Plans to create a major new community facility with Crosby’s former Carnegie Library have received a £13,000 boost from two national funding sources.
Bootle-based Regenerus, who were awarded a 21-year lease on the Grade II listed College Road building by Sefton Council, need £1.25 million to carry out their ambitious proposals of breathing fresh life into the historic building.
The aim has been helped after they received £10,000 from the Heritage Lottery Fund (HLF) and a further £3,000 from the Architectural Heritage Fund (AHF).
The money will enable Regenerus to further test the viability of reopening the facility, built in 1905, as a community hub for local people of all ages.
It will also enable the regeneration specialists to to hold more consultation events to gather views of residents on what they would like to see the building used for.
Proposals include renovation of the building, and creating a space for a range of activities including a community information point, free-to-access computer facilities and a book exchange, training rooms, a music and arts area and a cafe.

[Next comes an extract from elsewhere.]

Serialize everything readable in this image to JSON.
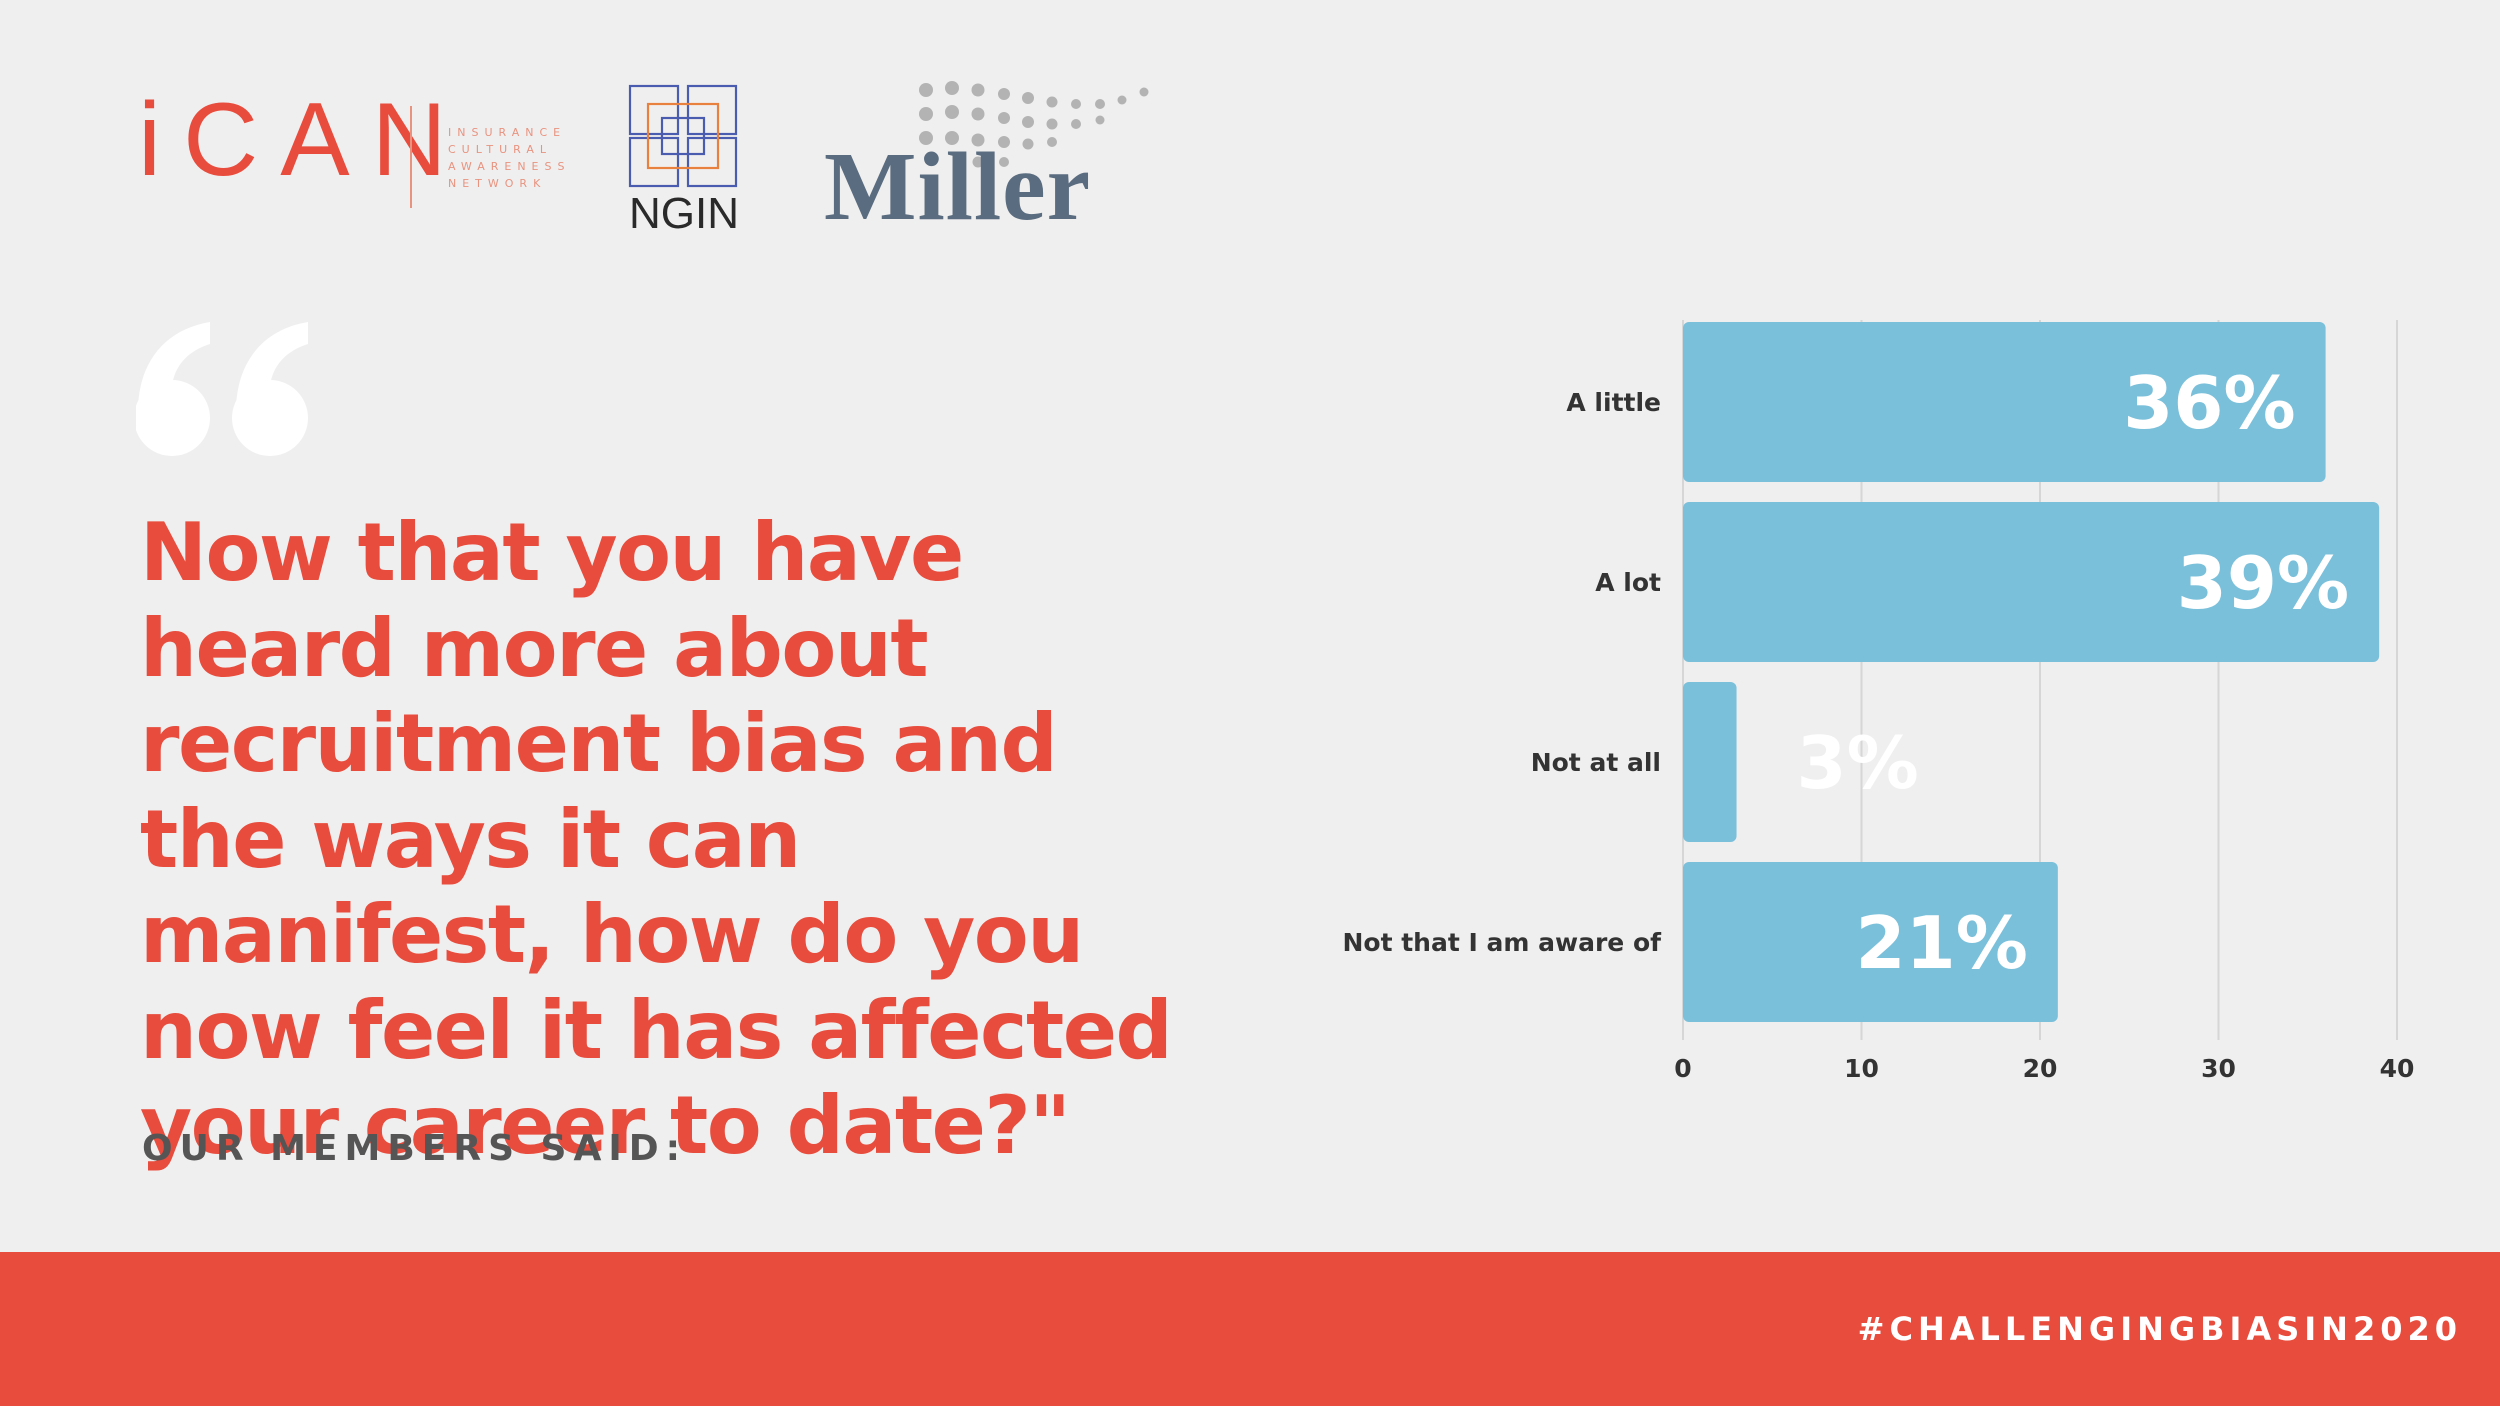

The proposals also include creating a dedicated area for children and teenagers to read and learn, and a dementia-friendly space for older residents.
A renovated Carnegie Library would also provide meeting facilities for Crosby-based clubs and societies, and functions space available for private hire.

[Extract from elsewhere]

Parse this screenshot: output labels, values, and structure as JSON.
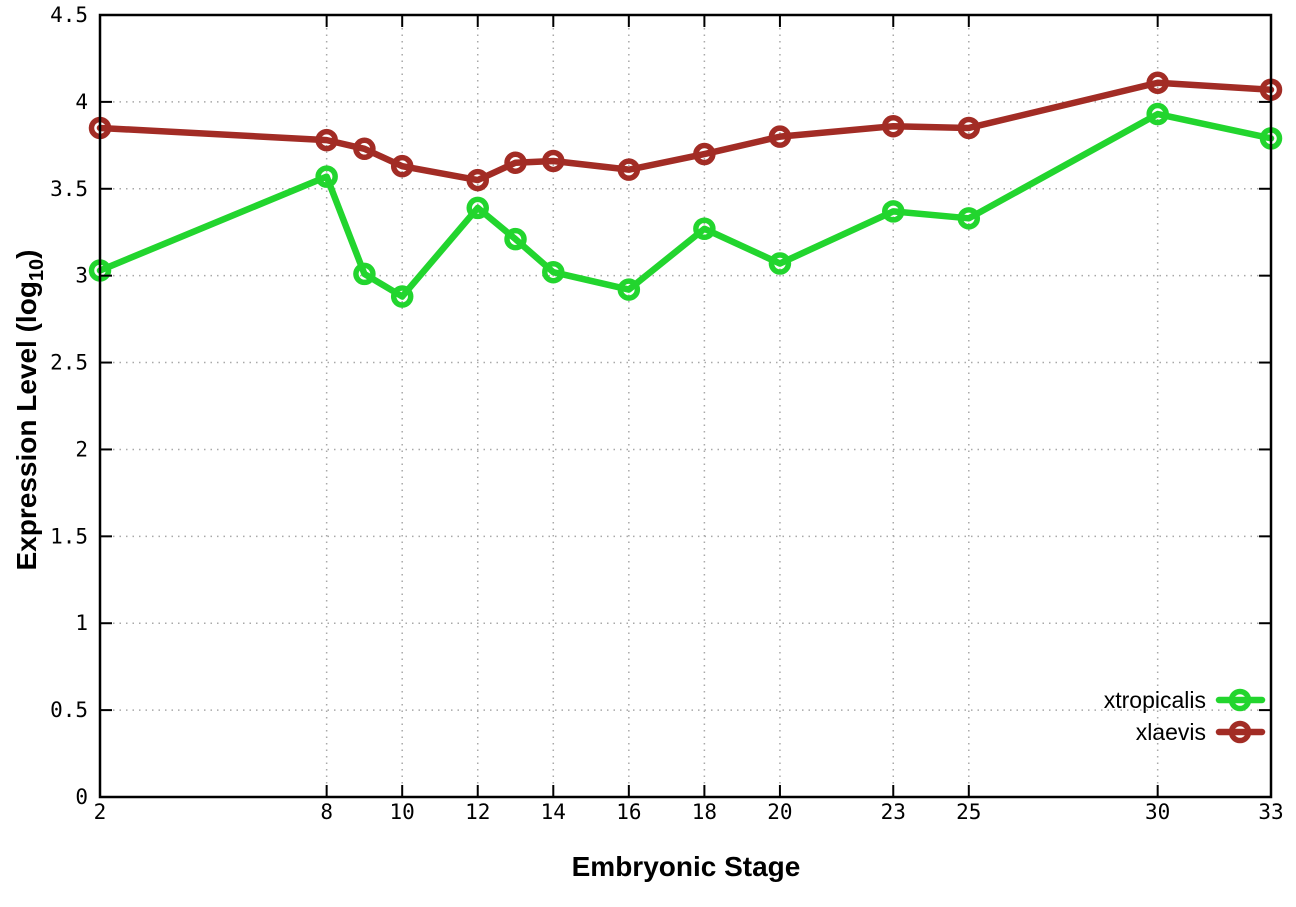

Regenerus Chief Executive Cate Murphy said: “We are delighted to have received the support of the Heritage Lottery Fund and Architectural Heritage Fund.
“Their funding moves us another step closer to bringing this iconic building back into community use. We have also had a lot of backing from local ward councillors, including a grant from Sefton Council’s Community Transition Fund.
“All this support will help us make quicker progress towards raising the £1.25 million to reopen this historic building.”
Sara Hilton, head of HLF North West, said: “The Carnegie Library is an important building and a much-loved local landmark. Regenerus have exciting ideas to bring it back into use and we’re delighted to be able to fund this initial work to test and develop these plans.
“We look forward to seeing how things progress over the coming months.”
Ian Morrison, from the Architectural Heritage Fund, added: “AHF grants help community enterprises to start and grow, using historic buildings for public benefit.
“We are please to be supporting Regenerus’s efforts to explore the viability of finding sustainable new community uses for this important building.”